Noah J Nelson on Monday, Aug. 1st

There’s a moment of clarity that comes in every super hero fan’s life: It is when they realize they weren’t rocketed to Earth from a dying world of super-science, or born to billionaire parents who were gunned down in front of them. No radioactive spider is going to bite them and endow them with the proportional strength and agility of an arachnid. In short: it is the moment when they realize they will never be a super hero.

So the fan leaves the dream behind. Some leave comics behind. Others concentrate on collecting the adventures, or even writing them.

At least that’s how the story used to end.

In the past decade, things have changed, and in HBO’s new documentary SUPERHEROES we meet the men and women who made a different choice: to put on the mask, capes, tights, and fight back against what they see as the evils of the world.

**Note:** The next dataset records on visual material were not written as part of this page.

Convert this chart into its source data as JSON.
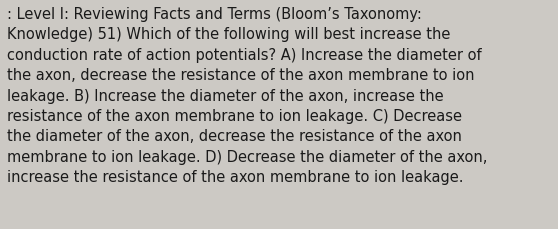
{
  "background_color": "#ccc9c4",
  "text_color": "#1a1a1a",
  "font_size": 10.5,
  "font_family": "DejaVu Sans",
  "lines": [
    ": Level I: Reviewing Facts and Terms (Bloom’s Taxonomy:",
    "Knowledge) 51) Which of the following will best increase the",
    "conduction rate of action potentials? A) Increase the diameter of",
    "the axon, decrease the resistance of the axon membrane to ion",
    "leakage. B) Increase the diameter of the axon, increase the",
    "resistance of the axon membrane to ion leakage. C) Decrease",
    "the diameter of the axon, decrease the resistance of the axon",
    "membrane to ion leakage. D) Decrease the diameter of the axon,",
    "increase the resistance of the axon membrane to ion leakage."
  ],
  "figwidth": 5.58,
  "figheight": 2.3,
  "dpi": 100
}
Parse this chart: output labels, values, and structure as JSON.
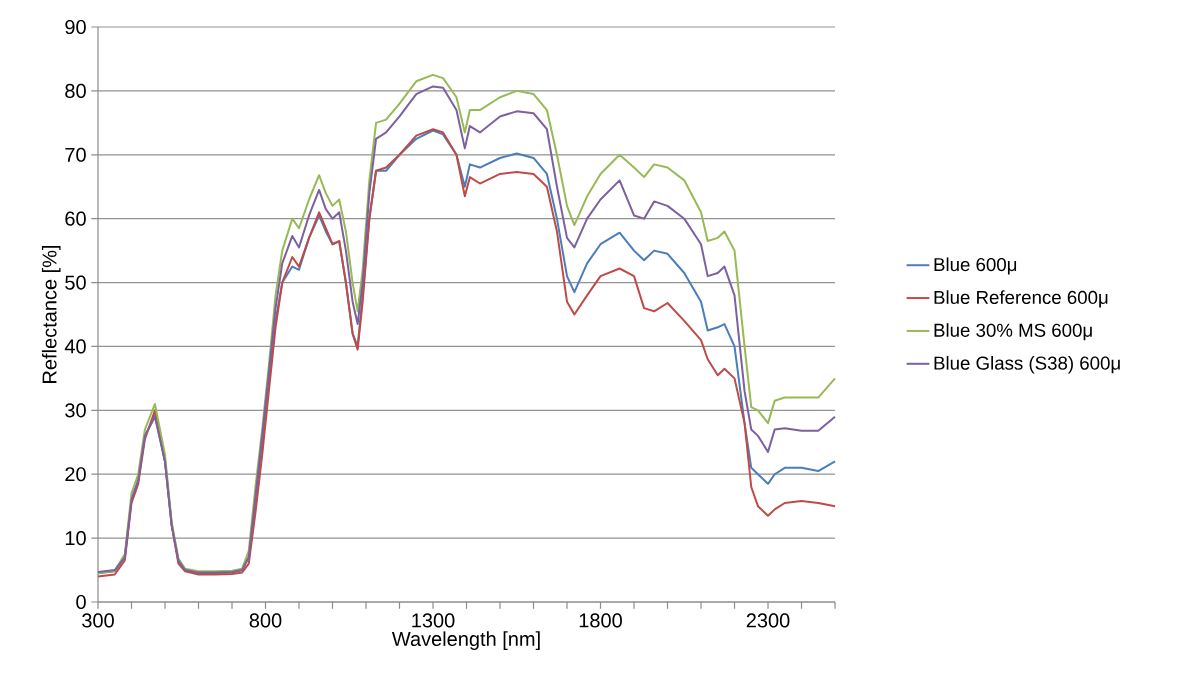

Alternately hilarious, deeply depressing, and totally inspiring, documentarians Michael Barnett and Theodore James spent a year traveling the continental U.S. and Canada, ingratiating themselves with the emerging “Real Life Superhero” community. The doc focuses on a few stories: the tragicomic tales of San Diego’s Mr. Xtreme and Orlando’s Master Legend (himself the subject of a Rolling Stone article a few years back that set the gold standard for reporting on the phenomenon); and the darker, all too serious story of Zimmer and the New York Initiative — a four person team that uses bait-tactics in an attempt to lure muggers out of the shadows.

Along the way we meet nearly a dozen other would-be crime fighters. Some patrol the roughest parts of their neighborhoods, others offer care packages to the homeless. All are driven by a sense that the world could be better than it is if people were to stand up for each other. The story of Kitty Genovese, the New York woman who was raped and murdered in 1966, is totemic with more than one of the real life superheroes. Genovese’s murder was a tragedy that became elevated to the status of urban legend that had 38 of her neighbors bearing witness to her assault and failing to help. While the historical record reveals the distortion of the tale, the story has become the perfect encapsulation of the apathy that the would-be heroes find is their primary adversary.

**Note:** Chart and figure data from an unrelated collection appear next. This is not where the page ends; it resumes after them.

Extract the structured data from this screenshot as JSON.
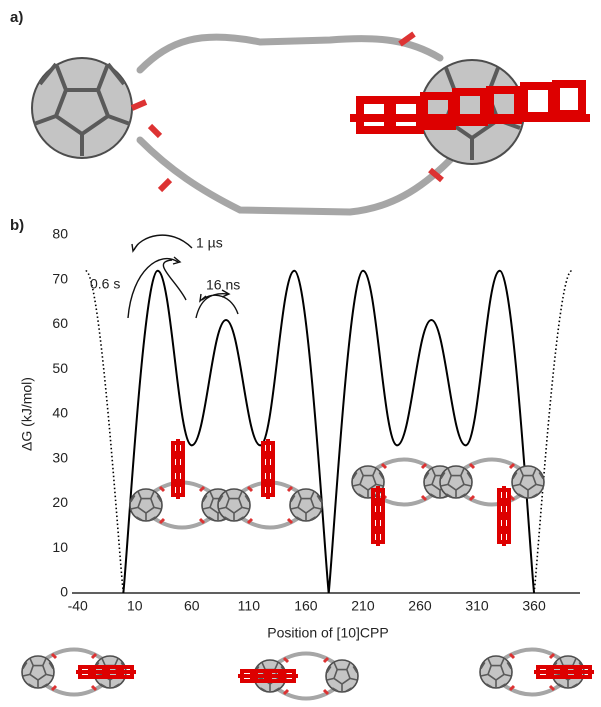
{
  "panel_labels": [
    "a)",
    "b)"
  ],
  "chart_data": {
    "type": "line",
    "ylabel": "ΔG (kJ/mol)",
    "xlabel": "Position of [10]CPP",
    "annotations": [
      "1 µs",
      "0.6 s",
      "16 ns"
    ],
    "xlim": [
      -45,
      395
    ],
    "xticks": [
      -40,
      10,
      60,
      110,
      160,
      210,
      260,
      310,
      360
    ],
    "ylim": [
      0,
      80
    ],
    "yticks": [
      0,
      10,
      20,
      30,
      40,
      50,
      60,
      70,
      80
    ],
    "grid": false,
    "series": [
      {
        "color": "#000000",
        "style": "solid",
        "x": [
          0,
          30,
          60,
          90,
          120,
          150,
          180,
          210,
          240,
          270,
          300,
          330,
          360
        ],
        "values": [
          0,
          72,
          33,
          61,
          33,
          72,
          0,
          72,
          33,
          61,
          33,
          72,
          0
        ]
      },
      {
        "color": "#000000",
        "style": "dotted",
        "x": [
          -33,
          0
        ],
        "values": [
          72,
          0
        ]
      },
      {
        "color": "#000000",
        "style": "dotted",
        "x": [
          360,
          393
        ],
        "values": [
          0,
          72
        ]
      }
    ]
  }
}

The documentary calls upon a San Diego police detective to serve as an expert witness on the legal issues raised by the vigilantes. Yet, the focus of the documentary is less about the social impact of the trend, and more on the psychology of the men and women who are part of the growing movement. A character like Mr. Xtreme is, for whatever reason, stuck inside an adolescent mindset despite being 32 years of age; the members of the New York Initiative seem driven by darker impulses. These are young men and women who are battling their inner demons and the sense of injustice they perceive head on.

There is something deeply unsettling about both stories, which sit at the polar opposite ends of the community’s continuum. That sense comes in part from the masterful storytelling of director Michael Barnett, who plumbs the stories of his subjects with an empathetic eye.

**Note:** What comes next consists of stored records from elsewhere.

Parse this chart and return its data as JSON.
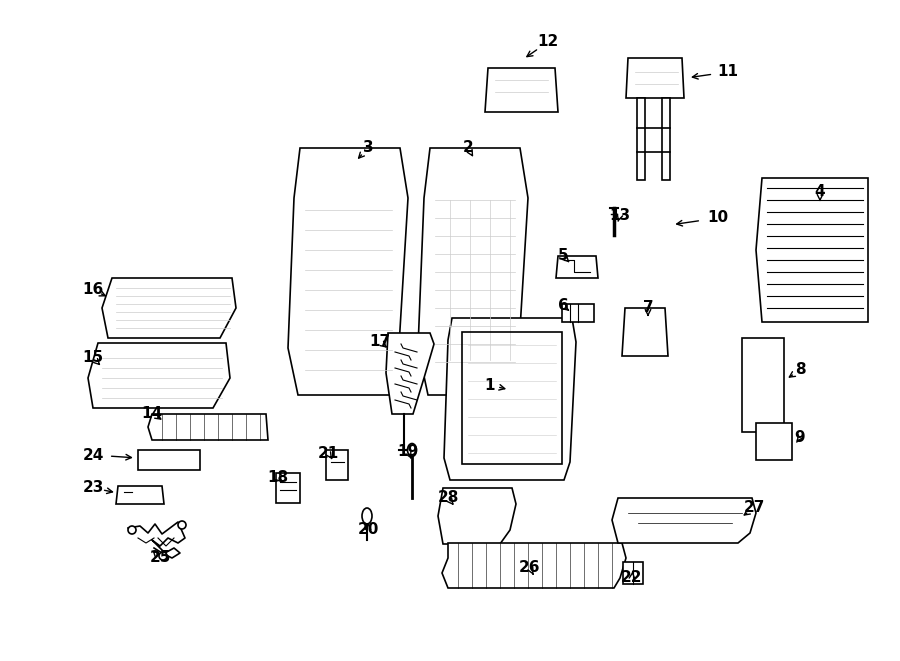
{
  "bg_color": "#ffffff",
  "line_color": "#000000",
  "gray_color": "#aaaaaa",
  "light_gray": "#cccccc"
}
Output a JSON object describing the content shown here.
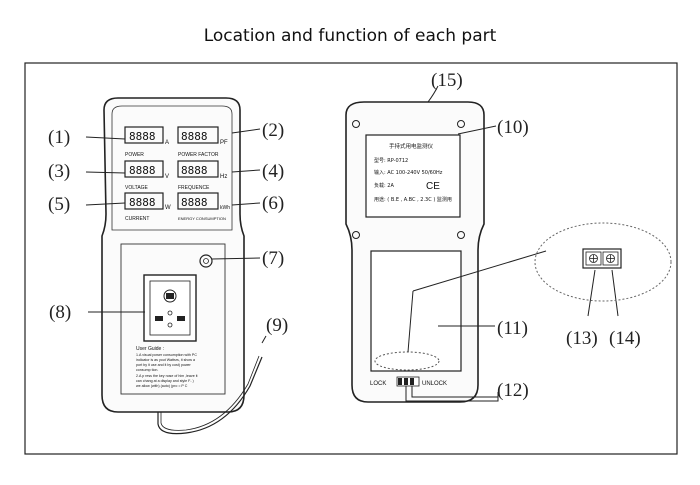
{
  "title": "Location and function of each part",
  "labels": {
    "l1": "(1)",
    "l2": "(2)",
    "l3": "(3)",
    "l4": "(4)",
    "l5": "(5)",
    "l6": "(6)",
    "l7": "(7)",
    "l8": "(8)",
    "l9": "(9)",
    "l10": "(10)",
    "l11": "(11)",
    "l12": "(12)",
    "l13": "(13)",
    "l14": "(14)",
    "l15": "(15)"
  },
  "front": {
    "display_units": {
      "power": "A",
      "pf": "PF",
      "voltage": "V",
      "freq": "Hz",
      "current": "W",
      "energy": "kWh"
    },
    "display_captions": {
      "power": "POWER",
      "pf": "POWER FACTOR",
      "voltage": "VOLTAGE",
      "freq": "FREQUENCE",
      "current": "CURRENT",
      "energy": "ENERGY CONSUMPTION"
    },
    "digits": "8888",
    "guide_title": "User Guide :",
    "guide_lines": [
      "1.A visual power consumption with PC",
      "indicator is as yout Wattsrs, it show a",
      "port by it use and it by cost) power",
      "consump tion.",
      "2.A p ress the key nose of him ,leave it",
      "can chang at a display and style F- )",
      "we allow (with) (auto) (pro = P C"
    ]
  },
  "back": {
    "label_title": "手持式用电监测仪",
    "label_lines": [
      "型号: RP-0712",
      "输入: AC 100-240V 50/60Hz",
      "负载: 2A",
      "CE",
      "用途: ( B.E , A.BC , 2.3C ) 监测用"
    ],
    "lock": "LOCK",
    "unlock": "UNLOCK"
  }
}
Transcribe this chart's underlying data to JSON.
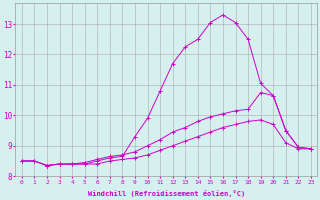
{
  "xlabel": "Windchill (Refroidissement éolien,°C)",
  "background_color": "#d6f0f0",
  "grid_color": "#aaaaaa",
  "line_color": "#cc00cc",
  "xlim": [
    -0.5,
    23.5
  ],
  "ylim": [
    8.0,
    13.7
  ],
  "xticks": [
    0,
    1,
    2,
    3,
    4,
    5,
    6,
    7,
    8,
    9,
    10,
    11,
    12,
    13,
    14,
    15,
    16,
    17,
    18,
    19,
    20,
    21,
    22,
    23
  ],
  "yticks": [
    8,
    9,
    10,
    11,
    12,
    13
  ],
  "line1_x": [
    0,
    1,
    2,
    3,
    4,
    5,
    6,
    7,
    8,
    9,
    10,
    11,
    12,
    13,
    14,
    15,
    16,
    17,
    18,
    19,
    20,
    21,
    22,
    23
  ],
  "line1_y": [
    8.5,
    8.5,
    8.35,
    8.4,
    8.4,
    8.4,
    8.4,
    8.5,
    8.55,
    8.6,
    8.7,
    8.85,
    9.0,
    9.15,
    9.3,
    9.45,
    9.6,
    9.7,
    9.8,
    9.85,
    9.7,
    9.1,
    8.9,
    8.9
  ],
  "line2_x": [
    0,
    1,
    2,
    3,
    4,
    5,
    6,
    7,
    8,
    9,
    10,
    11,
    12,
    13,
    14,
    15,
    16,
    17,
    18,
    19,
    20,
    21,
    22,
    23
  ],
  "line2_y": [
    8.5,
    8.5,
    8.35,
    8.4,
    8.4,
    8.4,
    8.5,
    8.6,
    8.65,
    9.3,
    9.9,
    10.8,
    11.7,
    12.25,
    12.5,
    13.05,
    13.3,
    13.05,
    12.5,
    11.05,
    10.65,
    9.5,
    8.95,
    8.9
  ],
  "line3_x": [
    0,
    1,
    2,
    3,
    4,
    5,
    6,
    7,
    8,
    9,
    10,
    11,
    12,
    13,
    14,
    15,
    16,
    17,
    18,
    19,
    20,
    21,
    22,
    23
  ],
  "line3_y": [
    8.5,
    8.5,
    8.35,
    8.4,
    8.4,
    8.45,
    8.55,
    8.65,
    8.7,
    8.8,
    9.0,
    9.2,
    9.45,
    9.6,
    9.8,
    9.95,
    10.05,
    10.15,
    10.2,
    10.75,
    10.65,
    9.5,
    8.95,
    8.9
  ],
  "figsize": [
    3.2,
    2.0
  ],
  "dpi": 100
}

Whether you are a fan of comic books, fringe culture, or tales of aberrant psychology, SUPERHEROES has something on tap for all but the most jaded consumers of the odd and awesome. This is a fun documentary that points towards some of the bigger questions laying underneath our civil society.

SUPERHEROES– A documentary film by Michael Barnett, directed by Barnett and produced by Theodore James. World premiere broadcast on HBO, Aug 8, 2011, 9PM ET/PT.